Objectives: Our objective was to identify research opportunities regarding IAP and cancer, including research questions that could be incorporated into studies of interventions to reduce IAP exposure. In this commentary, we describe the state of the science in understanding IAP and its associations with cancer and suggest research opportunities for improving our understanding of the issues.
Discussion: Opportunities for research on IAP and cancer include studies of the effect of IAP on cancers other than lung cancer; studies of genetic factors that modify susceptibility; studies to determine whether the effects of IAP are mediated via germline, somatic, and/or epigenetic changes; and studies of the effects of IAP exposure via dermal and/or oral routes.
Conclusions: IAP from indoor coal use increases the risk of lung cancer. Installing chimneys can reduce risk, and some genotypes, including GSTM1-null, can increase risk. Additional research is needed regarding the effects of IAP on other cancers and the effects of different types of solid fuels, oral and dermal routes of IAP exposure, genetic and epigenetic mechanisms, and genetic susceptibility.
Despite considerable research on cancer and indoor air pollution (IAP) [International Agency for Research on Cancer (IARC) 2010], additional targeted research is needed in this area.
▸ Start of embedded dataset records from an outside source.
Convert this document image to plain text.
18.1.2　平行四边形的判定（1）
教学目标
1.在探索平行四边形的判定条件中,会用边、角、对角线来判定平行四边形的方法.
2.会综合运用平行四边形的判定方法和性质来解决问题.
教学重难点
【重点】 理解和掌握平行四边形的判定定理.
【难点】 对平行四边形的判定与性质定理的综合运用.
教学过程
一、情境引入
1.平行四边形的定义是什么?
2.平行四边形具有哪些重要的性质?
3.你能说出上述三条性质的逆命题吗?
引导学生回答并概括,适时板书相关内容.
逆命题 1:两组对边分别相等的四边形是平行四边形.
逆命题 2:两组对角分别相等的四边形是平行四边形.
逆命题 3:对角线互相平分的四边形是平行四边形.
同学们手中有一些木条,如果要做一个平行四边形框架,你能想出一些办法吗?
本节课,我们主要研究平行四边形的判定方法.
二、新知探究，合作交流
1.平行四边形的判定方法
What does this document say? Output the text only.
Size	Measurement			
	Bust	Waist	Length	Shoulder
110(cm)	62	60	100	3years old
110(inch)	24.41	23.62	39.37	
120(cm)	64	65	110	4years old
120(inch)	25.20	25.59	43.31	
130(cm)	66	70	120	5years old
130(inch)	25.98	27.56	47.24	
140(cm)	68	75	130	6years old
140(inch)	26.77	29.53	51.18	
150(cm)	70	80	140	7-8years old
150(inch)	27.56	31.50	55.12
In this commentary, we describe the state of the science in understanding IAP and its associations with cancer and suggest research opportunities to improve our understanding of the issues.
A workshop held in Arlington, Virginia, 9–11 May 2011, titled the “Health Burden of Indoor Air Pollution on Women and Children in Developing Countries,” was sponsored by several U.S. federal agencies and the Global Alliance for Clean Cookstoves, a public–private partnership led by the United Nations Foundation (Washington, DC). Stakeholders attending the plenary sessions included a wide array of international scientists, product developers, nongovernmental organization officials, and regulatory and policy officials, as well as community leaders and advocates from the most affected regions in Africa, India, Latin America, and China. The workshop focused on identifying research gaps concerning major health issues related to IAP. For this report we retain the use of the term “indoor air pollution” in keeping with the title of the workshop, but wish to acknowledge that the term “household air pollution” is preferred by many as more accurate in accounting for the sources of the pollution.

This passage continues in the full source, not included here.